After independent components were obtained, to examine which one contained the information of the cardiovascular activity, for each participant, we calculated the Pearson correlation coefficients between the transdermal optical imaging and ECG data in the frequency domain. To do so, first, we transformed both the temporal dynamics of each independent component and the sub-sampled ECG signal (20 Hz) into frequency domain using the Fast Fourier Transformation (FFT). Second, for each magnitude spectrum of each participant, we preserved the frequency components from 0.7 to 2.5 Hz.

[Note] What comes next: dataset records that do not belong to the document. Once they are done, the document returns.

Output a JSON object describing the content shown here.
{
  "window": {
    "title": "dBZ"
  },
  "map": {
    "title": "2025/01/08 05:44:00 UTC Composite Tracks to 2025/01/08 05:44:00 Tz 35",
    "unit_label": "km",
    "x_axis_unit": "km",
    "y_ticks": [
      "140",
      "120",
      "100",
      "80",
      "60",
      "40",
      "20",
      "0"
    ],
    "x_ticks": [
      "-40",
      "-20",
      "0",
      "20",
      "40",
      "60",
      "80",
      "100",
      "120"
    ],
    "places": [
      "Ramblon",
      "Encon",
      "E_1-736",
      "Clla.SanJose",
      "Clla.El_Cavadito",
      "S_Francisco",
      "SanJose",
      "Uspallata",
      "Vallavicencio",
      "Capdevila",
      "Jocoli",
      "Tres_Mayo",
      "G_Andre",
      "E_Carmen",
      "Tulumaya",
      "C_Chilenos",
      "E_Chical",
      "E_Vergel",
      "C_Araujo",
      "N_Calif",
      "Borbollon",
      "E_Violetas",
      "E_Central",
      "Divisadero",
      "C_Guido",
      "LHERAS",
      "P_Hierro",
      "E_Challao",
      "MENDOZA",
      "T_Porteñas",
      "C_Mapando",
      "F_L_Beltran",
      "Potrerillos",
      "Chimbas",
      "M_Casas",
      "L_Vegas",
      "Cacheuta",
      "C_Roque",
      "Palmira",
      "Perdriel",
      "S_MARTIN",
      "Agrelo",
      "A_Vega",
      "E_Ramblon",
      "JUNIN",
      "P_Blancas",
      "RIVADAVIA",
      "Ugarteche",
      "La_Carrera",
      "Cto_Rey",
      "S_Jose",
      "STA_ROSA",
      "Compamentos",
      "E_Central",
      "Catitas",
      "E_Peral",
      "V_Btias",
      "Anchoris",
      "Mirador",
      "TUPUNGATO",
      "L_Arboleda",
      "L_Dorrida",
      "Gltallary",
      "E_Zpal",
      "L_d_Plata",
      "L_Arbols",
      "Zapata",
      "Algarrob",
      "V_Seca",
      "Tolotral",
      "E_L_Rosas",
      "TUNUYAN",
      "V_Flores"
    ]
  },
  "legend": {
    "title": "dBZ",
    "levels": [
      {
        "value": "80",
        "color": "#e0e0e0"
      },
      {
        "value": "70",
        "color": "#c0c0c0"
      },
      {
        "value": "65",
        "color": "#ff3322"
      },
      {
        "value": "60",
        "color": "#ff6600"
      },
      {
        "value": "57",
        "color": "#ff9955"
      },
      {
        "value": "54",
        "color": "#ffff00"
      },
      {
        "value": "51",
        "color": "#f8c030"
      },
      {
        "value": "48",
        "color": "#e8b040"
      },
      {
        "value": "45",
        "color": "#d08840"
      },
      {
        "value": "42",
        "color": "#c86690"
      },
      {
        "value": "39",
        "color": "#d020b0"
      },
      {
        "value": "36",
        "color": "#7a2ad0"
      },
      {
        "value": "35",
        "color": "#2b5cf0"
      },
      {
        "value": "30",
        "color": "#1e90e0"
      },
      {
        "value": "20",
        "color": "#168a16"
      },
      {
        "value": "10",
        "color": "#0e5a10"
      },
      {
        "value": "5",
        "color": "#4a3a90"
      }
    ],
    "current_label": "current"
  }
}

It is generally accepted that this frequency band contains the cardiac pulse of the majority of the population. Thus, this frequency band selection allows us not only to focus on the main cardiac activity but also to avoid disturbance from other physiological signals such as respiration. Third, for each participant, we calculated the Pearson correlation coefficients between the magnitude spectrum (banded from 0.7 to 2.5 Hz) of temporal dynamics of each independent component and that of sub-sampled ECG signal. Then, we transformed each correlation coefficient to Z-scores using Fisher’s Z-transformation. Finally, for each independent component, one-sample t-tests were performed on the Z scores across the 11 participants to test whether these Z-scores were significantly different from zero at the group level.

Using the same approach as above, we performed the correlation analysis between the phase spectrum of the temporal dynamics of the ICA components and that of the ECG data.

Data availability

The dataset analyzed during the present study is available from the corresponding author on reasonable request.